The former prime minister was found to have lied to parliament over late night bashes in Downing Street while the rest of the country was under Covid restrictions.
And he was fined when he received a fixed penalty notice for a birthday party in No 10 when such events were banned.
Asked about Covid-era restrictions, Ms Badenoch hit out at the fines.

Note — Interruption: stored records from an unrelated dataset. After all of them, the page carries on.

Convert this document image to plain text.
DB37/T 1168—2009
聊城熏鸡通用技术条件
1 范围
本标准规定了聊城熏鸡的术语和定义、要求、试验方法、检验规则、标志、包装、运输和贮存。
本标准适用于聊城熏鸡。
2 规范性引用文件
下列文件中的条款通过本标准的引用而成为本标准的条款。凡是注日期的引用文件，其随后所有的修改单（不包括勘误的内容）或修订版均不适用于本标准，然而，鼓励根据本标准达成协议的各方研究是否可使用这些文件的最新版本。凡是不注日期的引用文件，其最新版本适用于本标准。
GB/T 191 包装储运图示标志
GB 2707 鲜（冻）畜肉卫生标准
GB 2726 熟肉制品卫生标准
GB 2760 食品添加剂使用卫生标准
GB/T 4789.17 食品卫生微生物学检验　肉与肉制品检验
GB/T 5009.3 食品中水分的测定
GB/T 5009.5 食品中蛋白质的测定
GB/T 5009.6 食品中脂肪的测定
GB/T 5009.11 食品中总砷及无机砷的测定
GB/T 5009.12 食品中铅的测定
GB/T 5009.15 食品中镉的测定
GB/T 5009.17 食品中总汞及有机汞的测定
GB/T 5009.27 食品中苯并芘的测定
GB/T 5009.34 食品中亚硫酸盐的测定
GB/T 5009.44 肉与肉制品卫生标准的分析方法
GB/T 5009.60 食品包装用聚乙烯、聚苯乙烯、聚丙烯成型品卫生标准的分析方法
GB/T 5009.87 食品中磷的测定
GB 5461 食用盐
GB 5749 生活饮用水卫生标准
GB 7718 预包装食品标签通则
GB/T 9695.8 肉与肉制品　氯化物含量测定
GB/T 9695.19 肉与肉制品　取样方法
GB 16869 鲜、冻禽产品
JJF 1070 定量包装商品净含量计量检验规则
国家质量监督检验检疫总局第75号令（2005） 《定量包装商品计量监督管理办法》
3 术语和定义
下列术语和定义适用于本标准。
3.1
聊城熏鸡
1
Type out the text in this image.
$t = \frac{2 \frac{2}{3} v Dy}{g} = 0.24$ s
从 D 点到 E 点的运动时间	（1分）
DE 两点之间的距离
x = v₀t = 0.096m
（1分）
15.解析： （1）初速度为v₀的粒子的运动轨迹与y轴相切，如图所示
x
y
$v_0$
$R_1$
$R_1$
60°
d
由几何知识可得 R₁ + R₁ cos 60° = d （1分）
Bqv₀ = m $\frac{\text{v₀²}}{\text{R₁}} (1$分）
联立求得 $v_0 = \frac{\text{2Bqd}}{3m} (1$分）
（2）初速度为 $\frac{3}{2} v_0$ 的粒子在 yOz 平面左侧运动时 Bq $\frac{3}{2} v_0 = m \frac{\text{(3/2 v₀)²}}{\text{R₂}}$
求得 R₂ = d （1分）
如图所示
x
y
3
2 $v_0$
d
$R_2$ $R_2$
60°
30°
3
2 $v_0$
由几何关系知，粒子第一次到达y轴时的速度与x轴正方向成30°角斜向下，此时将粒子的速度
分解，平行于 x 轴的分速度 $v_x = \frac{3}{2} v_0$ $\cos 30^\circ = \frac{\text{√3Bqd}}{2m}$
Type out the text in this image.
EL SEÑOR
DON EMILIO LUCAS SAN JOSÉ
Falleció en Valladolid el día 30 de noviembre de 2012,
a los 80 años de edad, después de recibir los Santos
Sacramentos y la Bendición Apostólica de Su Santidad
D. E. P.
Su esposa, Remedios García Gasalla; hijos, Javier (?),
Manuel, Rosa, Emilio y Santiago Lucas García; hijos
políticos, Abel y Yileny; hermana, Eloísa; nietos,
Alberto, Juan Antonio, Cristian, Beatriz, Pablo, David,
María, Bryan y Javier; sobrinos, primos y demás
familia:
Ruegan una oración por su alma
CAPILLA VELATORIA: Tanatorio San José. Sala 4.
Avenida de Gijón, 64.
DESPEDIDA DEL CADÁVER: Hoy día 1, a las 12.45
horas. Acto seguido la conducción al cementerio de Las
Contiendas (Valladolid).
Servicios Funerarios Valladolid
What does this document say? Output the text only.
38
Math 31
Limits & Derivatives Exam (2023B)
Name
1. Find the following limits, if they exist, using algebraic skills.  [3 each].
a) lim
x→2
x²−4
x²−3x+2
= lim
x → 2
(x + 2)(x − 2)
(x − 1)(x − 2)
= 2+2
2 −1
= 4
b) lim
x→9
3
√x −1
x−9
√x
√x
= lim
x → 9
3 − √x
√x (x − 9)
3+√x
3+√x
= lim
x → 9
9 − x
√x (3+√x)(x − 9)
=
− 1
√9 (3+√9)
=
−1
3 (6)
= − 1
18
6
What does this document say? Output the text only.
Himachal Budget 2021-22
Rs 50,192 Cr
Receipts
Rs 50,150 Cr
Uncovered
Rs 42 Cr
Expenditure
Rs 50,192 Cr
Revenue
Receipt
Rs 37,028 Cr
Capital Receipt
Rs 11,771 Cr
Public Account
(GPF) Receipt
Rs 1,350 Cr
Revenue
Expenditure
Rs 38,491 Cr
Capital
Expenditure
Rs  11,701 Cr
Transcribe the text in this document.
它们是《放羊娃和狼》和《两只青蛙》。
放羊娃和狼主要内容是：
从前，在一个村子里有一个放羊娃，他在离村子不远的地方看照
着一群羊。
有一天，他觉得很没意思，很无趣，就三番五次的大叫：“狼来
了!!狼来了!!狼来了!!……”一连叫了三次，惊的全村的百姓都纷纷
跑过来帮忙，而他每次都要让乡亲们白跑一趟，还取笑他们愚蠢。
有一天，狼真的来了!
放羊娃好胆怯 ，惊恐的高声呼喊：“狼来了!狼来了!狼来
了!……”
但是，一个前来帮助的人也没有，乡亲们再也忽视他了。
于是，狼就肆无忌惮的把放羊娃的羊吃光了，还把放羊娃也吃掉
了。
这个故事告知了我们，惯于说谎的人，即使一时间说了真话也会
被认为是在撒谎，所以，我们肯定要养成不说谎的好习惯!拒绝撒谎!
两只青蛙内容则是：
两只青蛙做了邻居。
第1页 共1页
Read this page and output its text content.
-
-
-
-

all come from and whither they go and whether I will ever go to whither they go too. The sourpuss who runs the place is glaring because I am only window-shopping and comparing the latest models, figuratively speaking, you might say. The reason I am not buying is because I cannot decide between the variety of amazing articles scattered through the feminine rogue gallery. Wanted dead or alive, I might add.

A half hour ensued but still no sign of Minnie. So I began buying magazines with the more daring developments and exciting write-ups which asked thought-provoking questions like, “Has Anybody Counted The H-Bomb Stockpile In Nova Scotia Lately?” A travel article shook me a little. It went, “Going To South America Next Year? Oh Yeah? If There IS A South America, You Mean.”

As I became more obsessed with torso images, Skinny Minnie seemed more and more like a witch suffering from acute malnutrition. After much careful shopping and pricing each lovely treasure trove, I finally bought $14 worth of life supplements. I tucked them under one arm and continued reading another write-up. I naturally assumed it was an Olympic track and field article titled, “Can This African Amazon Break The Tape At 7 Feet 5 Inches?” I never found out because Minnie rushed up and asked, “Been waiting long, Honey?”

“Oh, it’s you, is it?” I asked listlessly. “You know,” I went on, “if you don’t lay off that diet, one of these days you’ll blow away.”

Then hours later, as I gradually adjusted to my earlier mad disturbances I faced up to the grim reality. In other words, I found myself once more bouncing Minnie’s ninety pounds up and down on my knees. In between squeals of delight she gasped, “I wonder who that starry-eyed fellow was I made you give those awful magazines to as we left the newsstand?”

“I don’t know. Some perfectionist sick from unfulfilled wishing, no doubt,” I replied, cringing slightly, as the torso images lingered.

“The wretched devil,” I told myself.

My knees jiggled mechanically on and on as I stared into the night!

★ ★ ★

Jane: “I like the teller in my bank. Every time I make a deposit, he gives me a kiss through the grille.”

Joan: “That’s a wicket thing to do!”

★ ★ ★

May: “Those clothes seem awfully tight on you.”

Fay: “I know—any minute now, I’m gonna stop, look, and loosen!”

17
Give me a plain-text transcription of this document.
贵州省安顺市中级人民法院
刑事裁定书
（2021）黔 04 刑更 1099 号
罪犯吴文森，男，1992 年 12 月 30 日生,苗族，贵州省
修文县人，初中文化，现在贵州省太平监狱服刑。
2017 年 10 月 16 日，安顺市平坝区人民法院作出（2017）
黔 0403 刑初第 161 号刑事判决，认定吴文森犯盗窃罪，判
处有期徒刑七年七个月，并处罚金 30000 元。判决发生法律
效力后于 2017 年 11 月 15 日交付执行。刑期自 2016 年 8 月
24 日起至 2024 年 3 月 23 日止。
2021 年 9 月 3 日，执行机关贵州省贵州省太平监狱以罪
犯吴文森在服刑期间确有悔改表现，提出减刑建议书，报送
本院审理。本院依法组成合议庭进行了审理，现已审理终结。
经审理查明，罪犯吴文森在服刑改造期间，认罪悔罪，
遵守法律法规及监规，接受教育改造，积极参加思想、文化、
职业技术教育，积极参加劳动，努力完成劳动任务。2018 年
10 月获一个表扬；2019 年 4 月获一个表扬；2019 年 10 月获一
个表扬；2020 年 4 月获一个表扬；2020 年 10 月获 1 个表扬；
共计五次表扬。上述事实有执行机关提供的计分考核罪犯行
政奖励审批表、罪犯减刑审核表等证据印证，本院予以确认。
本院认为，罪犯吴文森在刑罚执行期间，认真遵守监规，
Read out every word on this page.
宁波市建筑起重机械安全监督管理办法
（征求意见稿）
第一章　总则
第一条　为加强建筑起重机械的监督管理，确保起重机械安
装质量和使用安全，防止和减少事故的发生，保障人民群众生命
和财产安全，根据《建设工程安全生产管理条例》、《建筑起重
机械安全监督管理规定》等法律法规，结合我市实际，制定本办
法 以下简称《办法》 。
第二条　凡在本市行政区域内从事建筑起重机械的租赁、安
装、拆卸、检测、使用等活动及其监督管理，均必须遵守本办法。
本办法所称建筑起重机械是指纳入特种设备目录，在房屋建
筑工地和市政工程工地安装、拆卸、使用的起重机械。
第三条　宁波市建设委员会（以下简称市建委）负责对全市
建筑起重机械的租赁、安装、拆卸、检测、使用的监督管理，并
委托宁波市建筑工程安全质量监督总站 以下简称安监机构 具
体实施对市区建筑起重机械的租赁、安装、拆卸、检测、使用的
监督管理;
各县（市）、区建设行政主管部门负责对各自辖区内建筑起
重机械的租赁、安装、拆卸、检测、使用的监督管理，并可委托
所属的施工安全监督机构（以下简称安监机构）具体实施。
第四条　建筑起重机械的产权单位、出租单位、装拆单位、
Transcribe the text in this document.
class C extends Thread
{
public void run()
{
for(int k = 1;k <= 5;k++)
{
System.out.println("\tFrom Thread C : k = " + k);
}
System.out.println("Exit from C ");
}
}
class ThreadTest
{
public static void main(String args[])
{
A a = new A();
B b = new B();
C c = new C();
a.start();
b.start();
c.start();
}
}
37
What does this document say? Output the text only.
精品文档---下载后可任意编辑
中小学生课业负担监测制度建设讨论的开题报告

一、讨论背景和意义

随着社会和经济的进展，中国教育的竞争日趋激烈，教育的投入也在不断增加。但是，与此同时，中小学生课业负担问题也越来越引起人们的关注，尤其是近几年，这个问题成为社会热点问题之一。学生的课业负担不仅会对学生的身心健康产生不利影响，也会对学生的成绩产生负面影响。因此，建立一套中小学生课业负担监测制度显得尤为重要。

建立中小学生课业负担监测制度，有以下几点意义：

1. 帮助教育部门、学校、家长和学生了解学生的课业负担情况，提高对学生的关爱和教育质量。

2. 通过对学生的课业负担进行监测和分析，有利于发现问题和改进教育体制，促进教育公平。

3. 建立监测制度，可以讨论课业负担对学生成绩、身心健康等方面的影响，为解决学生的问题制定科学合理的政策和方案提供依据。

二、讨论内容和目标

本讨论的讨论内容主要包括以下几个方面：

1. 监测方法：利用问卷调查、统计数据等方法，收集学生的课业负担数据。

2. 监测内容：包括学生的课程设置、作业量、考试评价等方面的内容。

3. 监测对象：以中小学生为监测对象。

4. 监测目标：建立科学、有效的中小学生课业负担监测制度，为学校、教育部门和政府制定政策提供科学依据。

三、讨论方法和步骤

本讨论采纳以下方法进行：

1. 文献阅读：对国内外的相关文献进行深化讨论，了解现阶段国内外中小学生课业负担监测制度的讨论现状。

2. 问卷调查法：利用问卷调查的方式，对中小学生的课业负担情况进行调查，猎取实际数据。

She told the BBC’s Political Thinking podcast: “The biggest thing I hated was the fixed penalty notices. That we were creating new criminal behaviour on what was everyday activity granted in exceptional circumstances. If we didn’t, you know, if Boris did not bring in those fixed penalty notices, he would not have had the Partygate scandal, certainly not to the extent that it was, because he then got caught in a trap that he had set for himself”.
Last week Ms Badenoch was accused of endorsing “disgraceful” and “wrong” claims about mental health.
The outcry came after she launched a pamphlet that said the number of claims for mental health problems in Britain has "outpaced any conceivable clinical explanation".
The Mental Health Foundation attacked the statement as “wrong”, while NHS mental health director Claire Murdoch described the whole section on mental health as “disgraceful”.
The former business secretary was also accused of “stigmatising” autism by backing different claims – contained in the same pamphlet – which suggested people with the condition get “economic advantages and protections”.